Disinilah kita berada di teras rumah duduk berdua, menikmati
hujan. Layar laptop masih menyala, dan tidak terpakai. Ya, aku dan dia menyukai
hujan. Malam ini hujan sangat terlihat bersemangat. Hujan teramat deras dan
angin yang cukup membuat takut. Tapi kita tetap duduk berdua di teras. Kita
yang awalnya tertawa, bercanda tiada habisnya, akhirnya terdiam. Aku diam. Aku
cemburu. Dia baru saja membuatku kecewa, membuatku cemburu. Aku hanya diam.
Dia tersenyum dan mencoba mengajakku bicara. Dia menggodaku,
membuat lelucon lagi. Katanya, “ciee pacarku cemburu. Baru kali ini lihat pacar
cemburu dan marah. Hahaha.”
Aku masih diam. Tak dipungkiri aku tertawa dalam hati. Tapi
masih terasa sakitnya. Kecewa, cemburu, ingin menangis.
“iya, sayang. Maaf. Iya, saya yang salah. Jangan marah lagi,
ya?” dia membujukku.
Aku masih terdiam dan terlihat seperti anak kecil. Dan
bersikap tak acuh.
Dia melepaskan kemejanya dan memberikannya kepadaku, “ini
dipakai. Dingin, sayang.”
Aku tersenyum dan menahan tangis, lalu mengembalikannya.
“nggak. Mending kasih mantanmu itu.”
“lebih penting kamu. Kamu pacarku. Ini, kalau mau saya
delete contactnya. Jangan marah lagi, sayang. Pakai ini. Dingin.”

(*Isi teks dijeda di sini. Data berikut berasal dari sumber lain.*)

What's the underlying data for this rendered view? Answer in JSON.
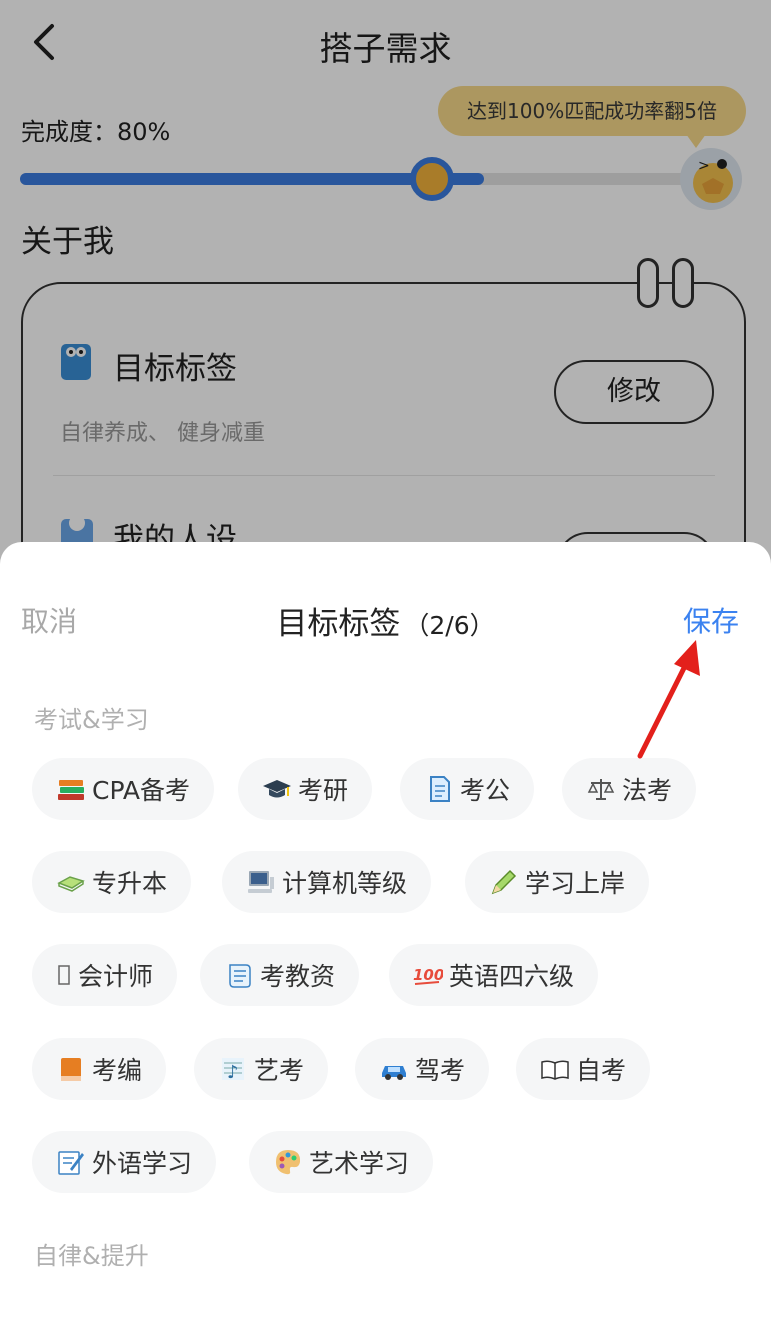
{
  "nav": {
    "title": "搭子需求"
  },
  "progress": {
    "label": "完成度：80%",
    "value_percent": 80,
    "tip": "达到100%匹配成功率翻5倍",
    "fill_color": "#3b7be0"
  },
  "about": {
    "section_title": "关于我",
    "rows": [
      {
        "title": "目标标签",
        "subtitle": "自律养成、 健身减重",
        "button": "修改"
      },
      {
        "title": "我的人设"
      }
    ]
  },
  "sheet": {
    "cancel": "取消",
    "title": "目标标签",
    "count": "（2/6）",
    "save": "保存",
    "save_color": "#3b82f0",
    "categories": [
      {
        "label": "考试&学习"
      },
      {
        "label": "自律&提升"
      }
    ],
    "tags": [
      {
        "label": "CPA备考",
        "icon": "books-icon"
      },
      {
        "label": "考研",
        "icon": "graduation-cap-icon"
      },
      {
        "label": "考公",
        "icon": "document-icon"
      },
      {
        "label": "法考",
        "icon": "scales-icon"
      },
      {
        "label": "专升本",
        "icon": "book-green-icon"
      },
      {
        "label": "计算机等级",
        "icon": "computer-icon"
      },
      {
        "label": "学习上岸",
        "icon": "pencil-icon"
      },
      {
        "label": "会计师",
        "icon": "missing-glyph-icon"
      },
      {
        "label": "考教资",
        "icon": "scroll-icon"
      },
      {
        "label": "英语四六级",
        "icon": "hundred-points-icon"
      },
      {
        "label": "考编",
        "icon": "book-orange-icon"
      },
      {
        "label": "艺考",
        "icon": "music-score-icon"
      },
      {
        "label": "驾考",
        "icon": "car-icon"
      },
      {
        "label": "自考",
        "icon": "open-book-icon"
      },
      {
        "label": "外语学习",
        "icon": "memo-icon"
      },
      {
        "label": "艺术学习",
        "icon": "palette-icon"
      }
    ]
  }
}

Aku tertunduk dan air mata keluar dari mataku. Tak sadar
kepalaku menunduk di pangkuannya. Dia menciumi rambutku tak terhitung
jumlahnya. Dia lalu membuat lelucon yang membuatku sedikit tertawa. Dia kembali
meyakinkanku. “katanya mau serius? Ayo, jangan marah lagi.” Lagi-lagi dia
membujukku.
Iya, aku dan dia ingin serius. Bukan hanya pacaran yang
sekedar berpacaran dan main-main. Semoga saja dia yang terakhir, aku yang
terakhir untuknya. Semoga Tuhan merestui kami.
Aku terbangun dan menyeka air mata. Lalu kembali mencubit
perutnya. Dia memegang kedua pipiku, mencubitnya, dan sesekali mencium kening, rambut,
pipi, dan bawah hidung. Dia membuatku hidup lagi, dia meyakinkanku, dia..

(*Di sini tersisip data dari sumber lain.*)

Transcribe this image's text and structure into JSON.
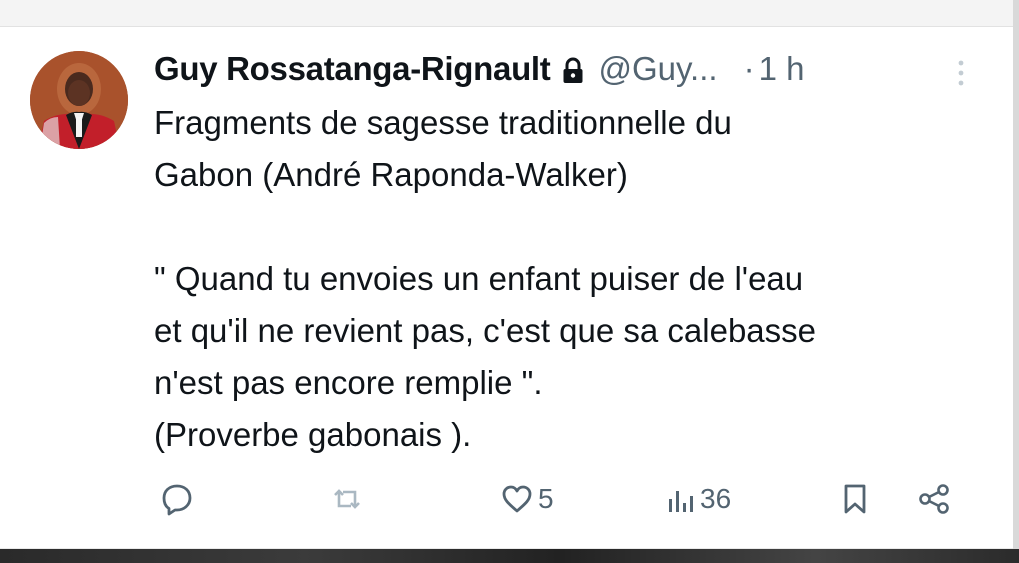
{
  "tweet": {
    "author": {
      "display_name": "Guy Rossatanga-Rignault",
      "handle": "@Guy...",
      "separator": "·",
      "time": "1 h"
    },
    "body": {
      "line_1": "Fragments de sagesse traditionnelle du\nGabon (André Raponda-Walker)",
      "line_2": "\"  Quand tu envoies un enfant puiser de l'eau\net qu'il ne revient pas, c'est que sa calebasse\nn'est pas encore remplie \".\n(Proverbe gabonais )."
    },
    "actions": {
      "reply": {
        "icon": "reply-icon",
        "count": ""
      },
      "repost": {
        "icon": "repost-icon",
        "count": ""
      },
      "like": {
        "icon": "heart-icon",
        "count": "5"
      },
      "views": {
        "icon": "views-icon",
        "count": "36"
      },
      "bookmark": {
        "icon": "bookmark-icon"
      },
      "share": {
        "icon": "share-icon"
      }
    }
  },
  "colors": {
    "text": "#0f1419",
    "secondary": "#536471",
    "repost_disabled": "#aab8c2",
    "background": "#ffffff"
  }
}
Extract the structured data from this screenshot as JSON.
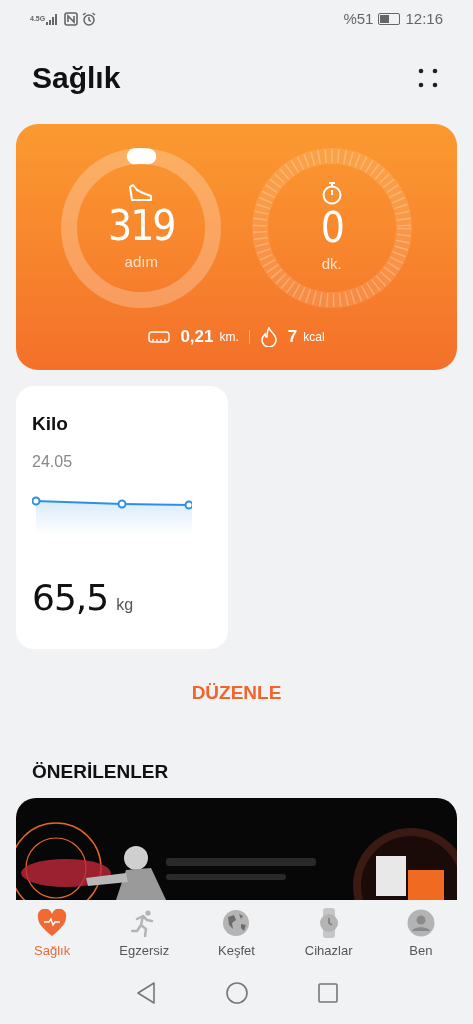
{
  "status_bar": {
    "network": "4.5G",
    "battery_text": "%51",
    "time": "12:16"
  },
  "header": {
    "title": "Sağlık"
  },
  "activity_card": {
    "steps": {
      "value": "319",
      "unit": "adım",
      "level": 0.03
    },
    "minutes": {
      "value": "0",
      "unit": "dk."
    },
    "distance": {
      "value": "0,21",
      "unit": "km."
    },
    "calories": {
      "value": "7",
      "unit": "kcal"
    }
  },
  "weight_card": {
    "title": "Kilo",
    "date": "24.05",
    "value": "65,5",
    "unit": "kg"
  },
  "edit_button": "DÜZENLE",
  "recommended": {
    "title": "ÖNERİLENLER"
  },
  "bottom_nav": [
    {
      "label": "Sağlık",
      "selected": true
    },
    {
      "label": "Egzersiz",
      "selected": false
    },
    {
      "label": "Keşfet",
      "selected": false
    },
    {
      "label": "Cihazlar",
      "selected": false
    },
    {
      "label": "Ben",
      "selected": false
    }
  ]
}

entahlah, susah untukku mengungkapkannya. Satu yang pasti, aku sangat
menyayanginya.
Aku teringat perkataannya dahulu, “aku nggak peduli orang
mau bilang saya alay, atau apalah. Yang penting aku sayang kamu.”
Ya, aku juga, sayang.
Kepada kamu yang menyita semua pikiranku, aku sangat
mencintaimu. Teruslah mencoba mempertahankan kita, selalu ingat tujuan kita,
cita-cita kita. Kamu yang selalu membuatku tertawa, selalu ada, selalu rela
apapun untukku, aku sangat berterimakasih. Bahkan untuk membalasnya aku tak
bisa. Hanya perasaan dan kasih sayang tak terhingga yang bisa ku berikan.
Teruslah disana untukku, selalu menjemputku dengan senyuman,
karena aku akan disini untukmu, disampingmu. Itu janjiku.
Love you, MIL.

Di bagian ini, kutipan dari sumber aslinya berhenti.